The bench said the District Collector has relied heavily on the fact that the occupants have come in the 1970s itself, whereas, the residents and a school came in later. The district collector also has laid much emphasis on the fact that the occupants belong to economically weaker sections of the society and that they cannot be dislodged at this distant point of time.
The collector would also go on to say that severe hardship would be caused to the encroachers if they were dislodged now. The plan clearly establishes the encroachments. "We are of the view that the district collector should have approached the issue from the perspective of removal of encroachment in a public road rather than treat it as some kind of adversarial issue", the bench added.
The bench said once it was not in dispute that the said road was a public road vested in the local authority, occupation/encroachments for any length of time cannot confer any kind of indestructible right that cannot be disturbed. There was nothing before the court to show that the land in which the said road was situated was neither alienated in favour of TNSCB nor vested in TNSCB. Therefore, the said road continues to vest in the local authority and was undoubtedly public road.

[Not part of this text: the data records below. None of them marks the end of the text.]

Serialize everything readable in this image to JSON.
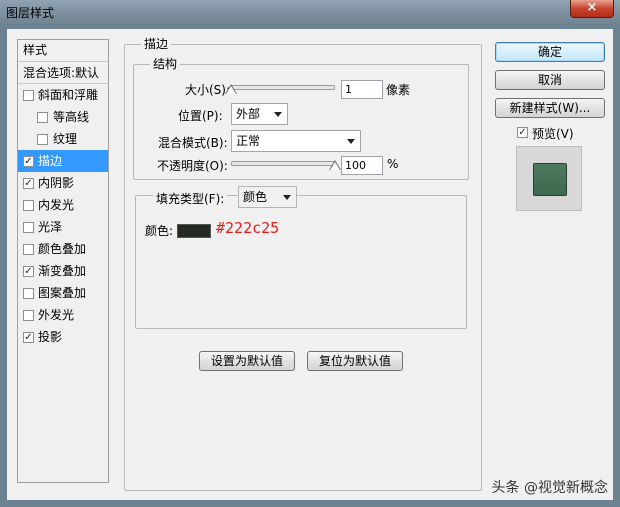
{
  "window": {
    "title": "图层样式",
    "close_glyph": "×"
  },
  "style_list": {
    "header": "样式",
    "blend_options": "混合选项:默认",
    "items": [
      {
        "label": "斜面和浮雕",
        "checked": false,
        "sub": false,
        "selected": false
      },
      {
        "label": "等高线",
        "checked": false,
        "sub": true,
        "selected": false
      },
      {
        "label": "纹理",
        "checked": false,
        "sub": true,
        "selected": false
      },
      {
        "label": "描边",
        "checked": true,
        "sub": false,
        "selected": true
      },
      {
        "label": "内阴影",
        "checked": true,
        "sub": false,
        "selected": false
      },
      {
        "label": "内发光",
        "checked": false,
        "sub": false,
        "selected": false
      },
      {
        "label": "光泽",
        "checked": false,
        "sub": false,
        "selected": false
      },
      {
        "label": "颜色叠加",
        "checked": false,
        "sub": false,
        "selected": false
      },
      {
        "label": "渐变叠加",
        "checked": true,
        "sub": false,
        "selected": false
      },
      {
        "label": "图案叠加",
        "checked": false,
        "sub": false,
        "selected": false
      },
      {
        "label": "外发光",
        "checked": false,
        "sub": false,
        "selected": false
      },
      {
        "label": "投影",
        "checked": true,
        "sub": false,
        "selected": false
      }
    ]
  },
  "stroke": {
    "section_title": "描边",
    "structure": {
      "title": "结构",
      "size_label": "大小(S):",
      "size_value": "1",
      "size_unit": "像素",
      "size_fraction": 0.0,
      "position_label": "位置(P):",
      "position_value": "外部",
      "blend_mode_label": "混合模式(B):",
      "blend_mode_value": "正常",
      "opacity_label": "不透明度(O):",
      "opacity_value": "100",
      "opacity_unit": "%",
      "opacity_fraction": 1.0
    },
    "fill": {
      "fill_type_label": "填充类型(F):",
      "fill_type_value": "颜色",
      "color_label": "颜色:",
      "color_hex": "#222c25"
    },
    "set_default": "设置为默认值",
    "reset_default": "复位为默认值"
  },
  "right_panel": {
    "ok": "确定",
    "cancel": "取消",
    "new_style": "新建样式(W)...",
    "preview_label": "预览(V)",
    "preview_checked": true,
    "preview_color": "#4e7a5e"
  },
  "watermark": "头条 @视觉新概念",
  "colors": {
    "selection": "#3399ff",
    "stroke_color": "#222c25",
    "hex_text": "#e02020"
  }
}
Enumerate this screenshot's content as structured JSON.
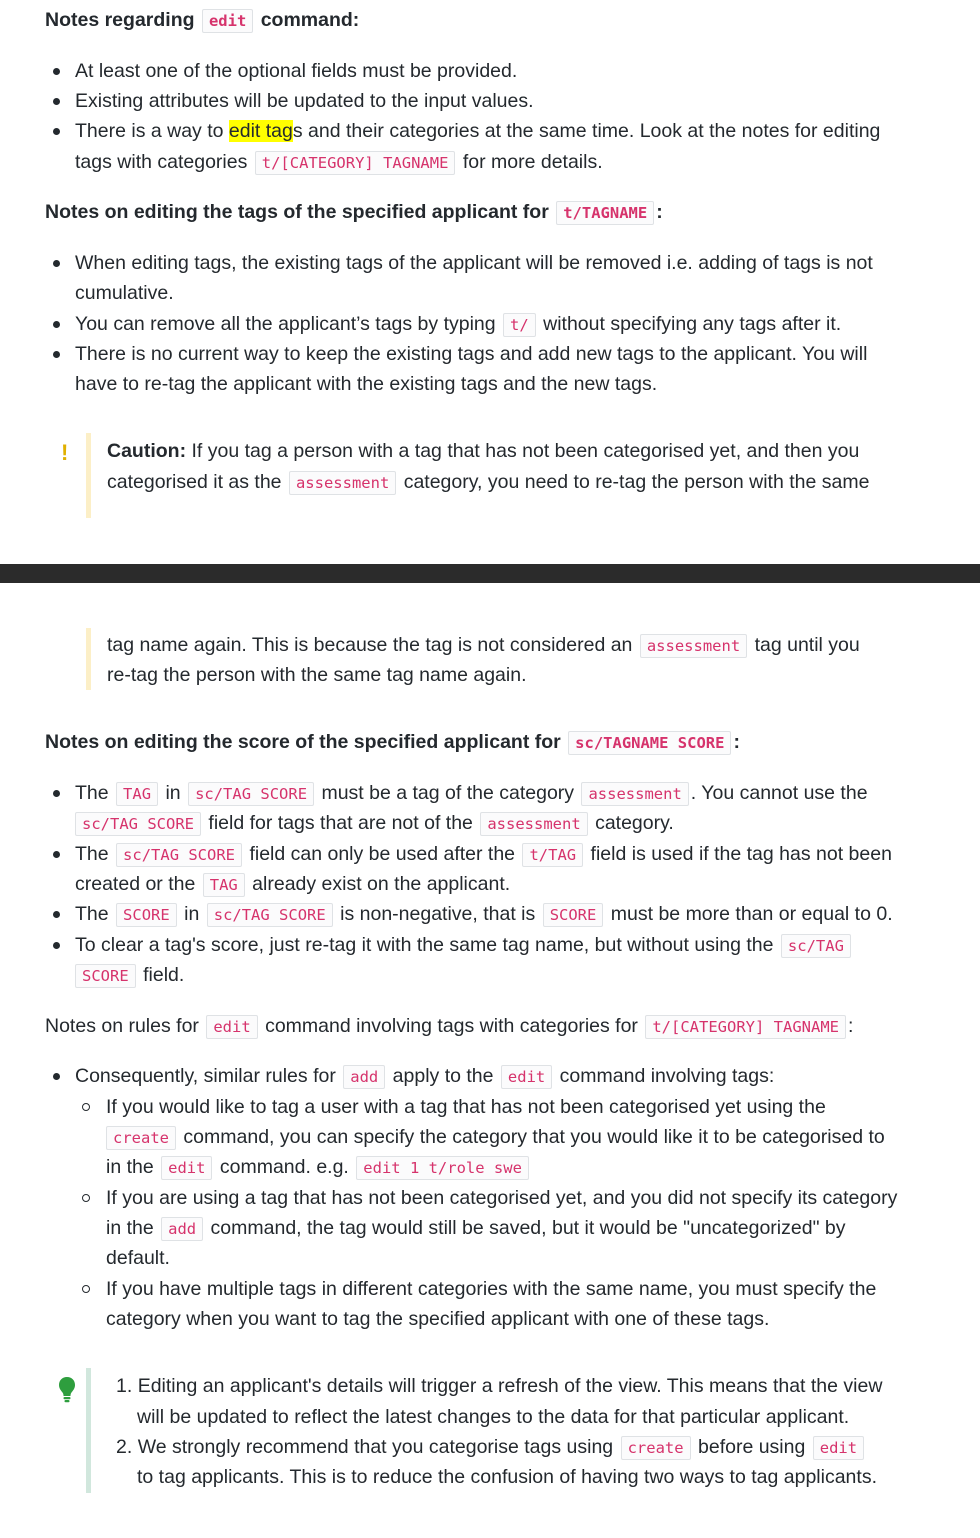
{
  "edit_section": {
    "heading": {
      "t1": "Notes regarding",
      "c1": "edit",
      "t2": "command:"
    },
    "bullets": [
      {
        "t1": "At least one of the optional fields must be provided."
      },
      {
        "t1": "Existing attributes will be updated to the input values."
      },
      {
        "t1": "There is a way to",
        "hl": "edit tag",
        "t2": "s and their categories at the same time. Look at the notes for editing"
      },
      {
        "t1": "tags with categories",
        "c1": "t/[CATEGORY] TAGNAME",
        "t2": "for more details."
      }
    ]
  },
  "tags_section": {
    "heading": {
      "t1": "Notes on editing the tags of the specified applicant for",
      "c1": "t/TAGNAME",
      "t2": ":"
    },
    "lines": [
      {
        "t1": "When editing tags, the existing tags of the applicant will be removed i.e. adding of tags is not"
      },
      {
        "t1": "cumulative."
      },
      {
        "t1": "You can remove all the applicant’s tags by typing",
        "c1": "t/",
        "t2": "without specifying any tags after it."
      },
      {
        "t1": "There is no current way to keep the existing tags and add new tags to the applicant. You will"
      },
      {
        "t1": "have to re-tag the applicant with the existing tags and the new tags."
      }
    ]
  },
  "caution": {
    "icon": "exclamation-icon",
    "label": "Caution:",
    "l1": "If you tag a person with a tag that has not been categorised yet, and then you",
    "l2a": "categorised it as the",
    "l2c": "assessment",
    "l2b": "category, you need to re-tag the person with the same",
    "l3a": "tag name again. This is because the tag is not considered an",
    "l3c": "assessment",
    "l3b": "tag until you",
    "l4": "re-tag the person with the same tag name again."
  },
  "score_section": {
    "heading": {
      "t1": "Notes on editing the score of the specified applicant for",
      "c1": "sc/TAGNAME SCORE",
      "t2": ":"
    },
    "l1": {
      "t1": "The",
      "c1": "TAG",
      "t2": "in",
      "c2": "sc/TAG SCORE",
      "t3": "must be a tag of the category",
      "c3": "assessment",
      "t4": ". You cannot use the"
    },
    "l2": {
      "c1": "sc/TAG SCORE",
      "t1": "field for tags that are not of the",
      "c2": "assessment",
      "t2": "category."
    },
    "l3": {
      "t1": "The",
      "c1": "sc/TAG SCORE",
      "t2": "field can only be used after the",
      "c2": "t/TAG",
      "t3": "field is used if the tag has not been"
    },
    "l4": {
      "t1": "created or the",
      "c1": "TAG",
      "t2": "already exist on the applicant."
    },
    "l5": {
      "t1": "The",
      "c1": "SCORE",
      "t2": "in",
      "c2": "sc/TAG SCORE",
      "t3": "is non-negative, that is",
      "c3": "SCORE",
      "t4": "must be more than or equal to 0."
    },
    "l6": {
      "t1": "To clear a tag's score, just re-tag it with the same tag name, but without using the",
      "c1": "sc/TAG"
    },
    "l7": {
      "c1": "SCORE",
      "t1": "field."
    }
  },
  "rules_section": {
    "heading": {
      "t1": "Notes on rules for",
      "c1": "edit",
      "t2": "command involving tags with categories for",
      "c2": "t/[CATEGORY] TAGNAME",
      "t3": ":"
    },
    "l1": {
      "t1": "Consequently, similar rules for",
      "c1": "add",
      "t2": "apply to the",
      "c2": "edit",
      "t3": "command involving tags:"
    },
    "l2": {
      "t1": "If you would like to tag a user with a tag that has not been categorised yet using the"
    },
    "l3": {
      "c1": "create",
      "t1": "command, you can specify the category that you would like it to be categorised to"
    },
    "l4": {
      "t1": "in the",
      "c1": "edit",
      "t2": "command. e.g.",
      "c2": "edit 1 t/role swe"
    },
    "l5": {
      "t1": "If you are using a tag that has not been categorised yet, and you did not specify its category"
    },
    "l6": {
      "t1": "in the",
      "c1": "add",
      "t2": "command, the tag would still be saved, but it would be \"uncategorized\" by"
    },
    "l7": {
      "t1": "default."
    },
    "l8": {
      "t1": "If you have multiple tags in different categories with the same name, you must specify the"
    },
    "l9": {
      "t1": "category when you want to tag the specified applicant with one of these tags."
    }
  },
  "tip": {
    "icon": "lightbulb-icon",
    "n1": "1.",
    "l1": "Editing an applicant's details will trigger a refresh of the view. This means that the view",
    "l2": "will be updated to reflect the latest changes to the data for that particular applicant.",
    "n2": "2.",
    "l3a": "We strongly recommend that you categorise tags using",
    "l3c1": "create",
    "l3b": "before using",
    "l3c2": "edit",
    "l4": "to tag applicants. This is to reduce the confusion of having two ways to tag applicants."
  },
  "colors": {
    "code_text": "#d6336c",
    "caution_bar": "#fcefc7",
    "tip_bar": "#d1e7dd",
    "tip_icon": "#2e9e3e",
    "highlight": "#ffff00",
    "divider": "#2b2b2b"
  }
}
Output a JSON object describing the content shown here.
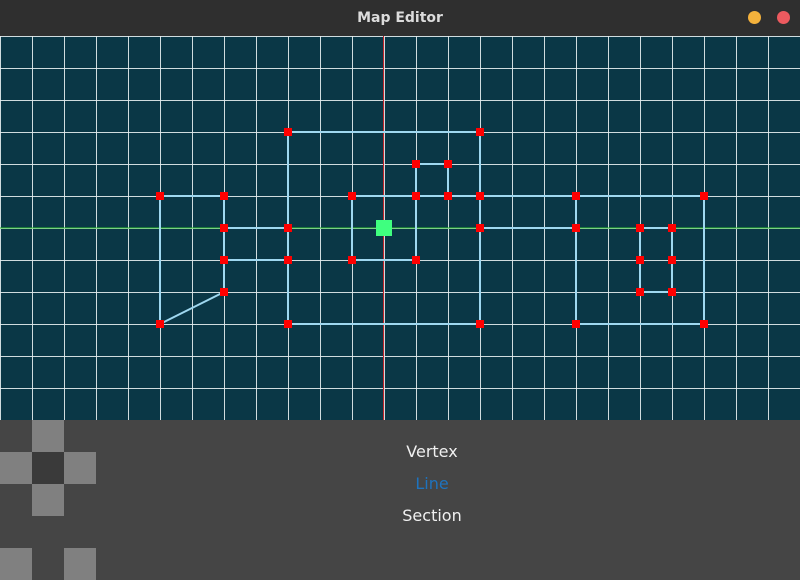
{
  "window": {
    "title": "Map Editor"
  },
  "editor": {
    "colors": {
      "background": "#0a3746",
      "grid": "#e6eef0",
      "axis_x": "#2bbf2b",
      "axis_y": "#c0242a",
      "line": "#9fd8f0",
      "vertex": "#ff0000",
      "cursor": "#3fff7f"
    }
  },
  "modes": {
    "items": [
      {
        "label": "Vertex",
        "active": false
      },
      {
        "label": "Line",
        "active": true
      },
      {
        "label": "Section",
        "active": false
      }
    ]
  },
  "palette": {
    "colors": [
      "#808080",
      "#3a3a3a"
    ]
  }
}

"We are of the view that it is a sacred and a Sanctus duty of the state in general and the revenue authorities, in particular, to ensure that public roads are not encroached upon/occupied. Having allowed a public road to be encroached that too, to an extent wherein a one KM stretch has been encroached on either side reducing a 70 foot wide road to a mere 15 feet passage of sorts by shrinking the same is clearly a failure and even a dereliction of duty on the part of the State", the bench added.